White a$$ community theater

As you may have heard, I am from Minnesota. Minnesota, as you may have heard, is a really white place. Thanks to a massive influx in refugees/immigrants from Laos, Somalia, and Latin America in the last 30 years, it is rapidly diversifying, especially in Minneapolis and Saint Paul. This diversification, for example, is why Minneapolis elected Ilhan Omar to congress in 2018. She very accurately represents a large body of citizens in Minneapolis. I'm actually really excited to see the census numbers because I think it'll help us with our white-ass image.

The demographics of Minnesota accurately reflect the theater situation in the Twin Cities as well. On the one hand, we have a growing number of spaces dedicated to artists and actors of color (alongside older institutions like Mixed Blood and Penumbra) in the core Cities. Those spaces were hard fought for and won, and have been instrumental in the fight to diversify casting in the Twin Cities.  Overall, the ratio of actors of color to white actors is still heavily skewed to the white, but it's even better now than it was five years ago when I started.  But there is still a major problem: White theaters doing white shows because that is what white audiences will pay for, particularly in the suburbs.

Take a few of the theaters I worked with, many of which were in the northeast suburbs, where rich old white people paid to see classically white stories. One of my friends was let go from a managing director position at Lakeshore Players theater in White Bear Lake because he was trying to push them to create more 'subversive' theater.
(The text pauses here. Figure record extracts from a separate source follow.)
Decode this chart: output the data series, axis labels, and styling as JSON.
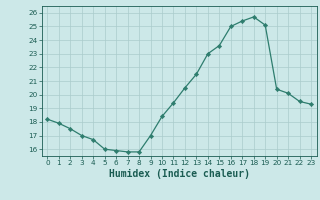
{
  "x": [
    0,
    1,
    2,
    3,
    4,
    5,
    6,
    7,
    8,
    9,
    10,
    11,
    12,
    13,
    14,
    15,
    16,
    17,
    18,
    19,
    20,
    21,
    22,
    23
  ],
  "y": [
    18.2,
    17.9,
    17.5,
    17.0,
    16.7,
    16.0,
    15.9,
    15.8,
    15.8,
    17.0,
    18.4,
    19.4,
    20.5,
    21.5,
    23.0,
    23.6,
    25.0,
    25.4,
    25.7,
    25.1,
    20.4,
    20.1,
    19.5,
    19.3
  ],
  "xlabel": "Humidex (Indice chaleur)",
  "xlim": [
    -0.5,
    23.5
  ],
  "ylim": [
    15.5,
    26.5
  ],
  "yticks": [
    16,
    17,
    18,
    19,
    20,
    21,
    22,
    23,
    24,
    25,
    26
  ],
  "xticks": [
    0,
    1,
    2,
    3,
    4,
    5,
    6,
    7,
    8,
    9,
    10,
    11,
    12,
    13,
    14,
    15,
    16,
    17,
    18,
    19,
    20,
    21,
    22,
    23
  ],
  "line_color": "#2e7d6e",
  "marker_color": "#2e7d6e",
  "bg_color": "#cce8e8",
  "grid_color": "#aacccc",
  "axis_label_color": "#1a5c52",
  "tick_color": "#1a5c52",
  "xlabel_fontsize": 7.0,
  "tick_fontsize": 5.2
}
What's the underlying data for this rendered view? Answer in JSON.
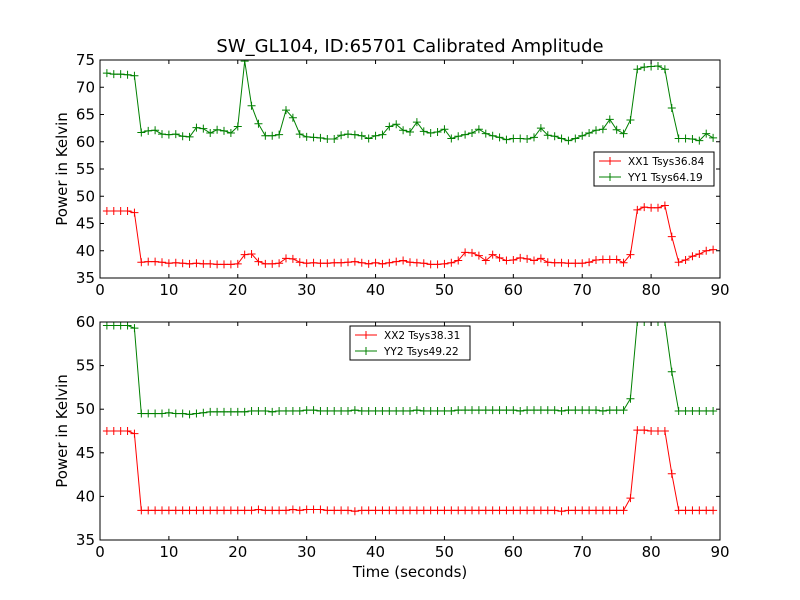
{
  "chart_data": {
    "type": "line",
    "title": "SW_GL104, ID:65701 Calibrated Amplitude",
    "colors": {
      "XX": "#ff0000",
      "YY": "#008000"
    },
    "subplots": [
      {
        "ylabel": "Power in Kelvin",
        "xlabel": "",
        "xlim": [
          0,
          90
        ],
        "ylim": [
          35,
          75
        ],
        "xticks": [
          0,
          10,
          20,
          30,
          40,
          50,
          60,
          70,
          80,
          90
        ],
        "yticks": [
          35,
          40,
          45,
          50,
          55,
          60,
          65,
          70,
          75
        ],
        "legend": "right",
        "series": [
          {
            "name": "XX1 Tsys36.84",
            "color": "#ff0000",
            "x": [
              1,
              2,
              3,
              4,
              5,
              6,
              7,
              8,
              9,
              10,
              11,
              12,
              13,
              14,
              15,
              16,
              17,
              18,
              19,
              20,
              21,
              22,
              23,
              24,
              25,
              26,
              27,
              28,
              29,
              30,
              31,
              32,
              33,
              34,
              35,
              36,
              37,
              38,
              39,
              40,
              41,
              42,
              43,
              44,
              45,
              46,
              47,
              48,
              49,
              50,
              51,
              52,
              53,
              54,
              55,
              56,
              57,
              58,
              59,
              60,
              61,
              62,
              63,
              64,
              65,
              66,
              67,
              68,
              69,
              70,
              71,
              72,
              73,
              74,
              75,
              76,
              77,
              78,
              79,
              80,
              81,
              82,
              83,
              84,
              85,
              86,
              87,
              88,
              89
            ],
            "y": [
              47.3,
              47.3,
              47.3,
              47.3,
              47.0,
              37.9,
              38.0,
              38.0,
              37.9,
              37.7,
              37.8,
              37.7,
              37.6,
              37.7,
              37.6,
              37.6,
              37.5,
              37.5,
              37.5,
              37.6,
              39.3,
              39.4,
              38.0,
              37.6,
              37.6,
              37.7,
              38.6,
              38.5,
              37.9,
              37.7,
              37.8,
              37.7,
              37.7,
              37.8,
              37.8,
              37.9,
              38.0,
              37.8,
              37.6,
              37.8,
              37.6,
              37.8,
              38.0,
              38.2,
              37.9,
              37.8,
              37.7,
              37.5,
              37.5,
              37.6,
              37.8,
              38.2,
              39.7,
              39.6,
              39.1,
              38.2,
              39.3,
              38.7,
              38.2,
              38.3,
              38.7,
              38.5,
              38.2,
              38.6,
              37.9,
              37.8,
              37.8,
              37.7,
              37.7,
              37.7,
              37.9,
              38.3,
              38.4,
              38.4,
              38.4,
              37.8,
              39.3,
              47.5,
              48.0,
              47.9,
              47.9,
              48.3,
              42.6,
              37.9,
              38.3,
              39.0,
              39.4,
              40.0,
              40.2
            ]
          },
          {
            "name": "YY1 Tsys64.19",
            "color": "#008000",
            "x": [
              1,
              2,
              3,
              4,
              5,
              6,
              7,
              8,
              9,
              10,
              11,
              12,
              13,
              14,
              15,
              16,
              17,
              18,
              19,
              20,
              21,
              22,
              23,
              24,
              25,
              26,
              27,
              28,
              29,
              30,
              31,
              32,
              33,
              34,
              35,
              36,
              37,
              38,
              39,
              40,
              41,
              42,
              43,
              44,
              45,
              46,
              47,
              48,
              49,
              50,
              51,
              52,
              53,
              54,
              55,
              56,
              57,
              58,
              59,
              60,
              61,
              62,
              63,
              64,
              65,
              66,
              67,
              68,
              69,
              70,
              71,
              72,
              73,
              74,
              75,
              76,
              77,
              78,
              79,
              80,
              81,
              82,
              83,
              84,
              85,
              86,
              87,
              88,
              89
            ],
            "y": [
              72.6,
              72.4,
              72.4,
              72.3,
              72.1,
              61.7,
              62.0,
              62.1,
              61.4,
              61.3,
              61.4,
              61.0,
              60.9,
              62.6,
              62.4,
              61.6,
              62.2,
              62.0,
              61.6,
              62.8,
              74.8,
              66.6,
              63.3,
              61.1,
              61.1,
              61.3,
              65.8,
              64.4,
              61.4,
              60.9,
              60.8,
              60.7,
              60.5,
              60.5,
              61.2,
              61.4,
              61.3,
              61.1,
              60.6,
              61.1,
              61.3,
              62.8,
              63.2,
              62.1,
              61.8,
              63.6,
              61.9,
              61.6,
              61.8,
              62.3,
              60.6,
              61.0,
              61.3,
              61.6,
              62.3,
              61.5,
              61.1,
              60.8,
              60.4,
              60.6,
              60.6,
              60.5,
              60.8,
              62.5,
              61.2,
              61.0,
              60.6,
              60.2,
              60.6,
              61.1,
              61.6,
              62.1,
              62.3,
              64.1,
              62.2,
              61.5,
              64.0,
              73.3,
              73.7,
              73.8,
              73.9,
              73.3,
              66.2,
              60.6,
              60.6,
              60.5,
              60.2,
              61.5,
              60.7
            ]
          }
        ]
      },
      {
        "ylabel": "Power in Kelvin",
        "xlabel": "Time (seconds)",
        "xlim": [
          0,
          90
        ],
        "ylim": [
          35,
          60
        ],
        "xticks": [
          0,
          10,
          20,
          30,
          40,
          50,
          60,
          70,
          80,
          90
        ],
        "yticks": [
          35,
          40,
          45,
          50,
          55,
          60
        ],
        "legend": "top-center",
        "series": [
          {
            "name": "XX2 Tsys38.31",
            "color": "#ff0000",
            "x": [
              1,
              2,
              3,
              4,
              5,
              6,
              7,
              8,
              9,
              10,
              11,
              12,
              13,
              14,
              15,
              16,
              17,
              18,
              19,
              20,
              21,
              22,
              23,
              24,
              25,
              26,
              27,
              28,
              29,
              30,
              31,
              32,
              33,
              34,
              35,
              36,
              37,
              38,
              39,
              40,
              41,
              42,
              43,
              44,
              45,
              46,
              47,
              48,
              49,
              50,
              51,
              52,
              53,
              54,
              55,
              56,
              57,
              58,
              59,
              60,
              61,
              62,
              63,
              64,
              65,
              66,
              67,
              68,
              69,
              70,
              71,
              72,
              73,
              74,
              75,
              76,
              77,
              78,
              79,
              80,
              81,
              82,
              83,
              84,
              85,
              86,
              87,
              88,
              89
            ],
            "y": [
              47.5,
              47.5,
              47.5,
              47.5,
              47.2,
              38.4,
              38.4,
              38.4,
              38.4,
              38.4,
              38.4,
              38.4,
              38.4,
              38.4,
              38.4,
              38.4,
              38.4,
              38.4,
              38.4,
              38.4,
              38.4,
              38.4,
              38.5,
              38.4,
              38.4,
              38.4,
              38.4,
              38.5,
              38.4,
              38.5,
              38.5,
              38.5,
              38.4,
              38.4,
              38.4,
              38.4,
              38.3,
              38.4,
              38.4,
              38.4,
              38.4,
              38.4,
              38.4,
              38.4,
              38.4,
              38.4,
              38.4,
              38.4,
              38.4,
              38.4,
              38.4,
              38.4,
              38.4,
              38.4,
              38.4,
              38.4,
              38.4,
              38.4,
              38.4,
              38.4,
              38.4,
              38.4,
              38.4,
              38.4,
              38.4,
              38.4,
              38.3,
              38.4,
              38.4,
              38.4,
              38.4,
              38.4,
              38.4,
              38.4,
              38.4,
              38.4,
              39.8,
              47.6,
              47.6,
              47.5,
              47.5,
              47.5,
              42.6,
              38.4,
              38.4,
              38.4,
              38.4,
              38.4,
              38.4
            ]
          },
          {
            "name": "YY2 Tsys49.22",
            "color": "#008000",
            "x": [
              1,
              2,
              3,
              4,
              5,
              6,
              7,
              8,
              9,
              10,
              11,
              12,
              13,
              14,
              15,
              16,
              17,
              18,
              19,
              20,
              21,
              22,
              23,
              24,
              25,
              26,
              27,
              28,
              29,
              30,
              31,
              32,
              33,
              34,
              35,
              36,
              37,
              38,
              39,
              40,
              41,
              42,
              43,
              44,
              45,
              46,
              47,
              48,
              49,
              50,
              51,
              52,
              53,
              54,
              55,
              56,
              57,
              58,
              59,
              60,
              61,
              62,
              63,
              64,
              65,
              66,
              67,
              68,
              69,
              70,
              71,
              72,
              73,
              74,
              75,
              76,
              77,
              78,
              79,
              80,
              81,
              82,
              83,
              84,
              85,
              86,
              87,
              88,
              89
            ],
            "y": [
              59.6,
              59.6,
              59.6,
              59.6,
              59.3,
              49.5,
              49.5,
              49.5,
              49.5,
              49.6,
              49.5,
              49.5,
              49.4,
              49.5,
              49.6,
              49.7,
              49.7,
              49.7,
              49.7,
              49.7,
              49.7,
              49.8,
              49.8,
              49.8,
              49.7,
              49.8,
              49.8,
              49.8,
              49.8,
              49.9,
              49.9,
              49.8,
              49.8,
              49.8,
              49.8,
              49.8,
              49.9,
              49.8,
              49.8,
              49.8,
              49.8,
              49.8,
              49.8,
              49.8,
              49.8,
              49.9,
              49.8,
              49.8,
              49.8,
              49.8,
              49.8,
              49.9,
              49.9,
              49.9,
              49.9,
              49.9,
              49.9,
              49.9,
              49.9,
              49.9,
              49.8,
              49.9,
              49.9,
              49.9,
              49.9,
              49.9,
              49.8,
              49.9,
              49.9,
              49.9,
              49.9,
              49.9,
              49.8,
              49.9,
              49.9,
              49.9,
              51.2,
              60.0,
              60.0,
              60.0,
              60.0,
              60.0,
              54.3,
              49.8,
              49.8,
              49.8,
              49.8,
              49.8,
              49.8
            ]
          }
        ]
      }
    ]
  }
}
The bill was coming due for a massive renovation to the theater and the board, whose median age had to be 68, voted him out. Since then they have put on plays such as Cabaret and Gypsy which may have been subversive in 1959, but are both a very comfortably white way of expressing "counter-culture." They have been massively popular and money-makers. To give you another example, I was in One Man Two Guvnors there and The Great Gatsby at Lakeshore. Both very white. I refuse to work there now on since my friend was fired, and quite frankly, I want to fucking get paid (really glad my free labor provided you that nice new space, but hey howdy hey let's start to pay our artists), but the question I keep going back to, is should those spaces still exist? It's hard for me to say no, as they bring arts to otherwise devoid places. Also without them I wouldn't have gotten the resume boost to get into LSU.  My career would look entirely different and possibly wouldn't exist if it weren't for those suburban avenues. My privilege was having a car to drive and perform there, and skin color to fit the bill.
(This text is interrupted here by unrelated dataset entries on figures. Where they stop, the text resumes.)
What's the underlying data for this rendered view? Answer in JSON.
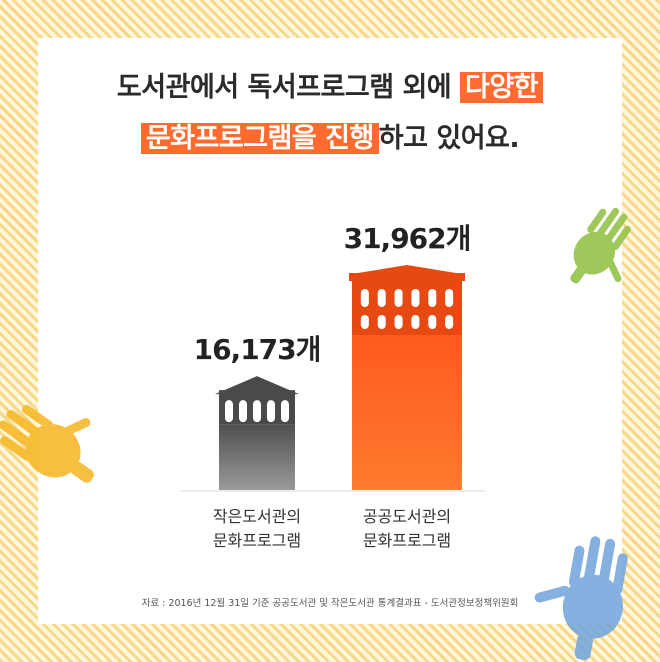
{
  "headline": {
    "line1_plain": "도서관에서 독서프로그램 외에 ",
    "line1_highlight": "다양한",
    "line2_highlight": "문화프로그램을 진행",
    "line2_plain": "하고 있어요."
  },
  "source": "자료 : 2016년 12월 31일 기준 공공도서관 및 작은도서관 통계결과표 - 도서관정보정책위원회",
  "colors": {
    "accent": "#ff6b2e",
    "small_library": "#6f6f6f",
    "public_library": "#ff5a1f",
    "frame": "#f6d889"
  },
  "decorations": [
    "green-handprint-icon",
    "yellow-handprint-icon",
    "blue-handprint-icon"
  ],
  "chart_data": {
    "type": "bar",
    "title": "",
    "xlabel": "",
    "ylabel": "",
    "unit": "개",
    "categories": [
      "작은도서관의 문화프로그램",
      "공공도서관의 문화프로그램"
    ],
    "category_lines": [
      [
        "작은도서관의",
        "문화프로그램"
      ],
      [
        "공공도서관의",
        "문화프로그램"
      ]
    ],
    "values": [
      16173,
      31962
    ],
    "value_labels": [
      "16,173개",
      "31,962개"
    ],
    "ylim": [
      0,
      35000
    ],
    "grid": false,
    "legend": "none"
  }
}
It also isn't as if Lakeshore consciously doesn't cast people of color. They surely do, when folks come up from the city to audition, but that is the issue itself. Why would a person of color want to audition for what will probably be an otherwise very white Great Gatsby at a community theater in the suburbs when they can get paid to play roles more directly applicable to their own lives in the Cities. It is, indeed, the paradox of suburban/exurban/small town community theater. White people pay for the stories, white people get the stories they want to see, oftentimes the roles available are predominantly white, and so people of color don't show up and the cycle repeats itself. I don't know if I have the answer. I don't know if it's right for me to suggest an answer, or listen carefully to solutions proposed by people of color and support them when they come. The former puts my white voice in spaces of color, the latter puts the onus of work onto bodies of color.

Ultimately, I do see progress in this place in Minneapolis and Saint Paul, but further out into the whiteness-sphere... boy there is a lot of work to do still.